Si l’explication économiste tourne court, l’explication culturaliste aussi, ce qui est peut-être plus  surprenant étant donné l’importance du débat sur l’accueil ou le rejet des immigrés. Ni le niveau de libéralisme culturel (rapport à l’immigration, à la politique pénale), ni le niveau d’autoritarisme politique ni celui  de libéralisme sociétal (défense des minorités visibles) ne jouent vraiment  sur cette confiance. La religion, en revanche, reste un indicateur puissant puisque la proportion d’enquêtés confiants passe de 80% chez les catholiques à 64% chez les sans religion puis à 56% chez les musulmans.

Néanmoins, cette variable n’est pas le premier facteur sociopolitique de variation de la confiance. Celle-ci dépend en tout premier lieu du sentiment de justice sociale associé à la génération d’appartenance. Les plus jeunes sont les plus méfiants surtout s’ils sont déclassés socialement et munis de diplômes sans valeur.

Vous avez aussi cherché à comprendre à quoi tient la confiance ou la méfiance dans la police liée à son action sur le terrain, ses moyens, sa formation etc. Quels sont les éléments les plus saillants ?

Une série de questions portait effectivement sur la professionnalité de la police. En effet, dans le débat public, elle n’est pas seulement perçue à travers ses missions, qui sont multiples. Elle est également vue comme une institution fortement corporatiste où l’on cultive un certain entre-soi, comme l’illustrent la littérature et la filmographie sur le « bon flic » ou le « mauvais flic ». L’évaluation qu’en font les enquêtés est nuancée : 68% pensent qu’elle est efficace et honnête, 80% qu’elle n’a pas assez de moyens et 60% pensent qu’elle est mal formée.
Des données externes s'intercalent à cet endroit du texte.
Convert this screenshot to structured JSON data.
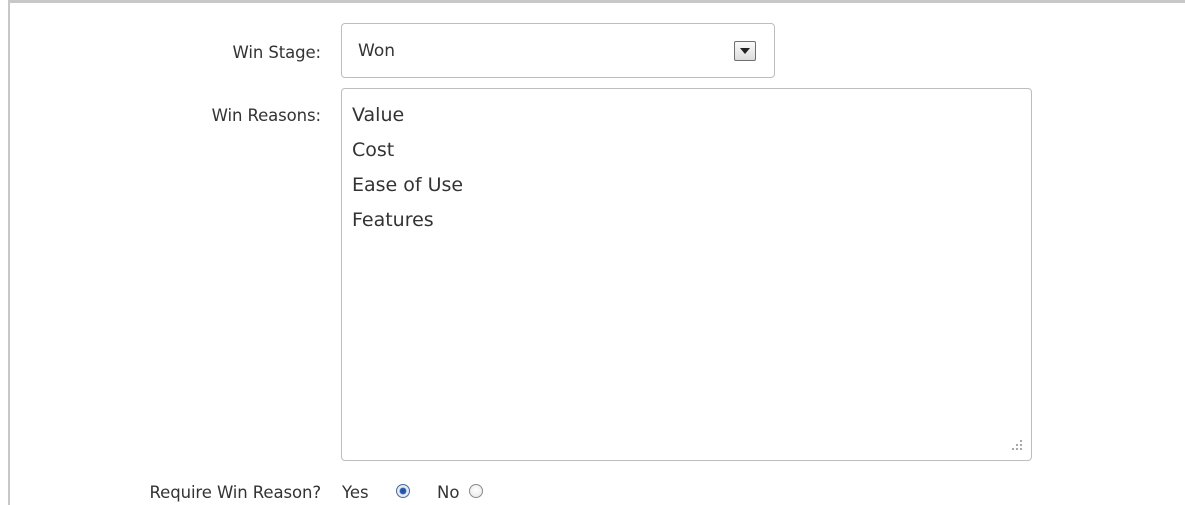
{
  "form": {
    "win_stage": {
      "label": "Win Stage:",
      "value": "Won"
    },
    "win_reasons": {
      "label": "Win Reasons:",
      "lines": [
        "Value",
        "Cost",
        "Ease of Use",
        "Features"
      ]
    },
    "require_win_reason": {
      "label": "Require Win Reason?",
      "options": [
        "Yes",
        "No"
      ],
      "selected": "Yes"
    }
  },
  "colors": {
    "border": "#bdbdbd",
    "text": "#333333",
    "radio_selected": "#1b4a8c"
  },
  "icons": {
    "select_arrow": "chevron-down-icon",
    "resize_grip": "resize-grip-icon"
  }
}
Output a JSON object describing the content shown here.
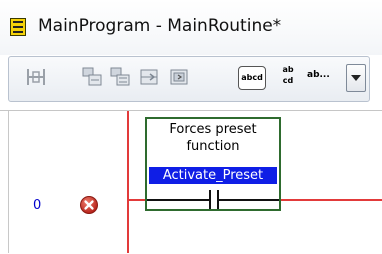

Par ailleurs, 57% des interrogés considèrent qu’elle ne sait pas user de la force à bon escient en fonction des circonstances, 58% qu’elle ne sait pas sanctionner ses agents fautifs. Les deux variables qui jouent le plus sur la confiance sont d’abord et avant tout l’honnêteté suivie par l’efficacité ou la compétence. Ce sont d’ailleurs des facteurs qui s’avèrent bien plus prédicteurs du niveau de confiance que toutes les variables sociopolitiques. Si la confiance disparaît, c’est que la maîtrise professionnelle est considérée comme défaillante, quelles que soient la position sociale ou les valeurs politiques des enquêtés.

En fin de compte, il apparaît que même ceux qui ont le plus confiance en la police ne l’ont pas aveuglément. Qui sont-ils ? Peut-on déceler dans leurs critiques des perspectives pour construire une politique publique permettant de répondre aux défaillances dénoncées ? 

Ceux qui ont une très forte confiance dans la police sont plus libéraux sur le plan économique et davantage convaincus de la justice sociale. Ils sont autant de droite que de gauche, souvent électeurs macronistes mais pas toujours. Mais tous dénoncent sa mauvaise formation et son usage inconsidéré ou disproportionné de la force. Le poids décisif de l’honnêteté dans le niveau de confiance vient souligner le fait que l’évaluation de l’action policière ne se résume pas à des ratios coûts/bénéfices ou à des formules managériales. L’analyse montre que la morale et sa version professionnelle, l’éthique, restent la condition ultime de l’efficacité puisqu’elles permettent la cohésion de l’institution et de la société dans laquelle elle évolue.